Split quadrilateral into sub-regions of a maximum area

Question

It is pretty easy to split a rectangle/square into smaller regions and enforce a maximum area of each sub-region. You can just divide the region into regions with sides length sqrt(max_area) and treat the leftovers with some care.

With a quadrilateral however I am stumped. Let's assume I don't know the angle of any of the corners. Let's also assume that all four points are on the same plane. Also, I don't need for the the small regions to be all the same size. The only requirement I have is that the area of each individual region is less than the max area.

Is there a particular data structure I could use to make this easier?
Is there an algorithm I'm just not finding?

Could I use quadtrees to do this? I'm not incredibly versed in trees but I do know how to implement the structure.

I have GIS work in mind when I'm doing this, but I am fairly confident that that will have no impact on the algorithm to split the quad.

Answer 1

If your quadrilateral is convex, then in fact you can split it into two equal-area pieces which at the same time have equal perimeters! This is called a fair partitioning, and is described at The Open Problems Project (it is open for larger number of pieces, but solved for two pieces).
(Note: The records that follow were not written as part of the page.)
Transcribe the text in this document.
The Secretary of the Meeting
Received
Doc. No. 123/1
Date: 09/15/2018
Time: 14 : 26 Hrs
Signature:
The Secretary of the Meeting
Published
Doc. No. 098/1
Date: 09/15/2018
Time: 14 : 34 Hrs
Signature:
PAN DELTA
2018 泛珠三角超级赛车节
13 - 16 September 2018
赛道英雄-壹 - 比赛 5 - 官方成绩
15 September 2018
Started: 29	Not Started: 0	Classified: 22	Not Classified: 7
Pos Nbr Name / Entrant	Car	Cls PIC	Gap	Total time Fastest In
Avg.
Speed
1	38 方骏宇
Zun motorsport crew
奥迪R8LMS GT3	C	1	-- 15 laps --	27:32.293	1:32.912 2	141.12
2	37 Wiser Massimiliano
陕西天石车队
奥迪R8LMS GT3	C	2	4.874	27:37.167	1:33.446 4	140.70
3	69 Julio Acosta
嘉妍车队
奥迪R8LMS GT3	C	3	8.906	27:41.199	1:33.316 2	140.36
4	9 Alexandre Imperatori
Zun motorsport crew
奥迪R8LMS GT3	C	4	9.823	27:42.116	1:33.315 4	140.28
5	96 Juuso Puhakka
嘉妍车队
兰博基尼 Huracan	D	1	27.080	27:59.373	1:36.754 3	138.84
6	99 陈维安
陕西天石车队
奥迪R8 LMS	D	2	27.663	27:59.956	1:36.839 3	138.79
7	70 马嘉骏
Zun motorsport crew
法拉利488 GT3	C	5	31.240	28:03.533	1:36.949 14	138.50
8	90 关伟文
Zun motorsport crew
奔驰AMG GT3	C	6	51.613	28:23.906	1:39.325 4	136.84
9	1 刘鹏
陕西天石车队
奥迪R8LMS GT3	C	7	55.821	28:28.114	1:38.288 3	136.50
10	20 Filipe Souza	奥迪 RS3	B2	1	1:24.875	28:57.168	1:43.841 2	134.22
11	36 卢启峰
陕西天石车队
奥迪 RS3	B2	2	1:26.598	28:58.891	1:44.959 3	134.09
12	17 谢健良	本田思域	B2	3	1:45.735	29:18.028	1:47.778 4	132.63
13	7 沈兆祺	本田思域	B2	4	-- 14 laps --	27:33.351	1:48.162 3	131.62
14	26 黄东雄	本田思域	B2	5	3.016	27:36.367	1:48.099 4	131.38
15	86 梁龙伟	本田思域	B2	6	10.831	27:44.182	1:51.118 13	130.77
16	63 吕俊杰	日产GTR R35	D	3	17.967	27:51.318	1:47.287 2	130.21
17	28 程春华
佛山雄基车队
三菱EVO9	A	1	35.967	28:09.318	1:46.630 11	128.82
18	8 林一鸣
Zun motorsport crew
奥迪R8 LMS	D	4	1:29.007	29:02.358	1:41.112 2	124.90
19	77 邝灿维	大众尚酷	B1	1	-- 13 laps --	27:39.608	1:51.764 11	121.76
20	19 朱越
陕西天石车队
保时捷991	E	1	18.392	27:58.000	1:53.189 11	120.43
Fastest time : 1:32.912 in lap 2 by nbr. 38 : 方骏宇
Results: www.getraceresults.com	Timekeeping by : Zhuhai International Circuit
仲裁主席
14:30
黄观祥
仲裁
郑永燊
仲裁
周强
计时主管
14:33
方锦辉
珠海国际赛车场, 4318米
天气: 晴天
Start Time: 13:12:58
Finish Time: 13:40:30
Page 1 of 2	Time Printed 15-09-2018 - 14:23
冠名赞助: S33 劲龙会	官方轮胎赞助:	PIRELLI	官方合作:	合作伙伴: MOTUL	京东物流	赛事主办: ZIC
For nonconvex quadrilaterals, it is not difficult to find a line to partition it into two equal pieces.
I believe this will work: Pass a line through the one reflex vertex, and spin it about that vertex until it partitions the area equally. The same method works for convex polygons, if your only goal is to partition the area into two equal halves.

The generic problem (for arbitrary polygons) goes under the name of "ham-sandwich sectioning of polygons." In fact, I wrote a paper with that exact title.

Answer 2

You could recursively split the quad in half on the long sides until the resulting area is small enough.